Zach thought if Carl’s voice carried any more bite, Becky would have suffered a puncture wound. “Listen, I understand you’re both extremely emotional right now, and that’s understandable, but I think for Meghan’s sake it’s important we form a united front here.”
“Really,” Becky said, glaring at Carl, who was putting his sport coat on. “Because our united front involved my husband throwing my computer out our second-story window.”
Zach thought it best not to press for details. “Listen, can we please sit and talk?” he implored.
“You sit. You talk,” Carl answered cuttingly. “But don’t you think you’ve done enough damage already? Stay out of this, Dr. Fisher. This isn’t your fight anymore.” And with that, Carl was out the door, the stamp of his heavy footsteps fading down the hallway.
Becky sat quietly for a moment. “I’m sorry,” she said. “That wasn’t fair of him—or me, for that matter. I know this isn’t your fault.”
“What’s happened between you?” Zach’s instincts told him not to press for information, but curiosity beat out his better judgment.
“Are you married?” Becky asked. She caught herself, embarrassed, as if she had remembered something, and decided against saying it aloud.
Zach wondered if he had told her about Stacy and Will, but could not recall.
“That’s personal, I shouldn’t have asked,” she said.
It took a moment or two for the tension to leave his body, and when it did, Zach shared, in brief, the worst moments of his life.
“Oh God, I’m sorry,” Becky said. “You did tell me that and it completely slipped my mind when I asked my question. I feel terrible for bringing it up.”

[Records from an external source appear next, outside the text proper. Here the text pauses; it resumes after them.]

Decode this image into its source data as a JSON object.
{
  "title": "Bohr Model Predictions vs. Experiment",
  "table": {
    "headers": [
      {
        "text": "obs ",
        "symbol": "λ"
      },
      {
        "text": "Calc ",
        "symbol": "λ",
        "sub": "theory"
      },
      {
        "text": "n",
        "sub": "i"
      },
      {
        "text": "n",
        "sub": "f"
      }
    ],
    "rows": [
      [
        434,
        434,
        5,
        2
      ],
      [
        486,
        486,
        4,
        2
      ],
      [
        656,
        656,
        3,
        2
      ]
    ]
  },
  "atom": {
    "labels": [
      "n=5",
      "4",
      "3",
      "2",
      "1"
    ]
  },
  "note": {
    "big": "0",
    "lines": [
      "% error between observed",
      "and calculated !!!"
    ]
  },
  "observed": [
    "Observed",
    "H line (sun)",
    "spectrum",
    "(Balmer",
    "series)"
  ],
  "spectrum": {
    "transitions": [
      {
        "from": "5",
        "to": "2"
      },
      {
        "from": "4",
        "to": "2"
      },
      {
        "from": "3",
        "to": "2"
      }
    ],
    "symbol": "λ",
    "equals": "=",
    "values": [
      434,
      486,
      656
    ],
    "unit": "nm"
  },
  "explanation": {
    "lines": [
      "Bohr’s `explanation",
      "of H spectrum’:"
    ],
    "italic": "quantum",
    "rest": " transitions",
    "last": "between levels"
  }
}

“It’s not a problem. And, hopefully, it helps to know that I understand all too well how a marriage can suffer under extreme stress. You have my sympathy.”
“I lost my son, too, you know.”
Zach didn’t know. His heart broke for her.
“SIDS,” she said. “I put him down for a nap, and when I went to check on him, he was gone.”
“I’m so sorry,” Zach said.
“It was eighteen years ago, but I still think of him all the time. I wonder where he would be today, what he’d be doing. He’d probably be off to college.”
“I can relate to everything you’re saying,” Zach replied, holding Becky’s gaze, feeling a long-forgotten tug on his heart.
“Even today, all these years later, just seeing a crib can send me back into that darkness. That’s why we had to move, to escape the reminders that were everywhere, that covered every inch of the town where Sammy died.”
“You and Carl have been through an awful lot,” Zach said, finding his words empty and unhelpful.
“What I need is to have my husband at my side,” Becky said.
“What happened last night?”
“Carl found me chatting with my friend Veronica over FaceTime, and he just lost it. He started screaming at me, well Veronica mostly. Blaming her for everything because she’s part of my online support group, but really he was blaming me for letting the group fill my head with a nonsense fantasy, nonsense in his view at least, that Meghan is actually sick. Then he tossed my computer out the window.”
“He’s wrong,” Zach said. “And Nash is wrong, too.”
To Zach’s complete surprise and astonishment, Becky reached across the table to put her hand over his hand. His body froze up like an engine grinding to a halt. He was not at all accustomed to touch.
Did the contact comfort her, or was she flirting with him? Zach was not sure, but he did notice her looking at him in a different way, and it made him feel incredibly uncomfortable. He pulled his hand out from underneath Becky’s, hoping his slow withdrawal would be viewed less harshly than if he had jerked his hand free, which was his initial instinct.